Sanchez has become a standard bearer of more open immigration policies as his European neighbours -- including some Socialist peers -- toughen measures in response to pressure from ascendant far-right parties.
He has long argued that immigrants are needed to sustain the economy, the welfare state and pensions amid Spain's ageing population and depopulation in rural regions.
The number of applications submitted does not necessarily indicate how many migrants will secure their legal status.
Applicants must prove they have a clean criminal record and spent at least five consecutive months in Spain before January 1.
The authorities have three months to process their paperwork and decide whether to issue a work and residence permit only valid in Spain.
"When we condemn a person to invisibility, I think we make our country a worse country. We all lose," Sanchez explained, saying his government aimed to "offer an opportunity and future" to migrants.

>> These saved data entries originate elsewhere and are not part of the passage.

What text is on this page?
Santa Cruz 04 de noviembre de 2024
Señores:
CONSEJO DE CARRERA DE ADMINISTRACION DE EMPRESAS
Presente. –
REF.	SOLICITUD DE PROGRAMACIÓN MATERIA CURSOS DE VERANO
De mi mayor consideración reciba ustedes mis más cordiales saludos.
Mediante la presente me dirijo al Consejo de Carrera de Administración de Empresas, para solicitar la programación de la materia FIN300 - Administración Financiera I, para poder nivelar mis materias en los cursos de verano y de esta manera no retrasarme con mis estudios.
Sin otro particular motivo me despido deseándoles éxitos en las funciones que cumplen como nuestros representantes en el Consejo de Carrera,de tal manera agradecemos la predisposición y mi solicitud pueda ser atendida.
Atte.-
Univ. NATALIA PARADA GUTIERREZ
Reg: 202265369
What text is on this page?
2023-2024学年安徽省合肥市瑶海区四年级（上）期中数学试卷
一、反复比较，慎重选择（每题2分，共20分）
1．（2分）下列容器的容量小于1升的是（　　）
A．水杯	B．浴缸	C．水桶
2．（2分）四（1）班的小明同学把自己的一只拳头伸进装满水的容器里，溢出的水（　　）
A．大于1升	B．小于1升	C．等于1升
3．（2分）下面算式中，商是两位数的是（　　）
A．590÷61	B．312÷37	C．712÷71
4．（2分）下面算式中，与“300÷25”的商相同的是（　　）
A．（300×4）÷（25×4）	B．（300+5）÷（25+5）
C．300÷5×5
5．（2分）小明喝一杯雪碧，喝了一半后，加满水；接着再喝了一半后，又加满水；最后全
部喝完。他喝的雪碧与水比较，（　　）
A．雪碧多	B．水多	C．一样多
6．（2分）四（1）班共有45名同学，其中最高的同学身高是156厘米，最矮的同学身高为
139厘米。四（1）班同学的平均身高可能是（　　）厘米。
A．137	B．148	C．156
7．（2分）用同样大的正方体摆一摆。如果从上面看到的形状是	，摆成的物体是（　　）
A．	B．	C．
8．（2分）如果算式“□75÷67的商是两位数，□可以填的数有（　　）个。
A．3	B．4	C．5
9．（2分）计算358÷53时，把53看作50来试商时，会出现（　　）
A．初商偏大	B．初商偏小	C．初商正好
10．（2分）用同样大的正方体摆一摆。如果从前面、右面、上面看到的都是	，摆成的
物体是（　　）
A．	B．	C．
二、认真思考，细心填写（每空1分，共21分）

"We want the world to view Spain as a country that respects, protects and upholds human rights."
- Economic boost -
For Juana Hernandez, a 59-year-old Cuban who has lived in Spain for two and a half years and whose application was recently approved, the plan "is a huge opportunity".
She told AFP she had paid a lawyer roughly 200 euros ($225) to handle the administrative formalities "to be on the safe side", as well as receiving help from a migrant aid association.
Although she was "a little worried" at the start, the English degree holder now aims to work at Madrid airport.
A land of emigrants for centuries, Spain is a key entry point into the European Union for tens of thousands of undocumented asylum seekers and migrants, alongside Italy and Greece.
Many come via a long and perilous Atlantic route from West Africa to the Canary Islands, although numbers dropped last year after peaking in 2024.
Since April, streams of men, women and children have queued in the streets to obtain documents and attend appointments for their regularisation, in addition to online applicants.
Although fears arose of a saturation of the services handling the scheme, Mohamed, a Moroccan who lives in the northern region of Cantabria, felt the administrative journey was "relatively easy".
The 23-year-old jobseeker, who declined to give his surname, has been in Spain irregularly for about four years and hopes "to be able to work legally, to pay contributions".
Gaining legal status will also spare him from unscrupulous employers who "take advantage" of irregular migrants "by paying low salaries, without any rights or... don't pay at all," he told AFP.
Sanchez, who has presided over one of the world's fastest-growing developed economies in the last few years, has touted the benefits of immigration for sectors such as construction that need to boost their workforce.
Spanish business leaders have welcomed the regularisation drive but the conservative and far-right opposition are furious about a policy they claim will encourage more irregular immigration.
While accepting "tensions" and "challenges" linked to immigration and integration, Sanchez on Tuesday accused the right of "fuelling fear (and) stirring up xenophobic discourse that does not solve any problem".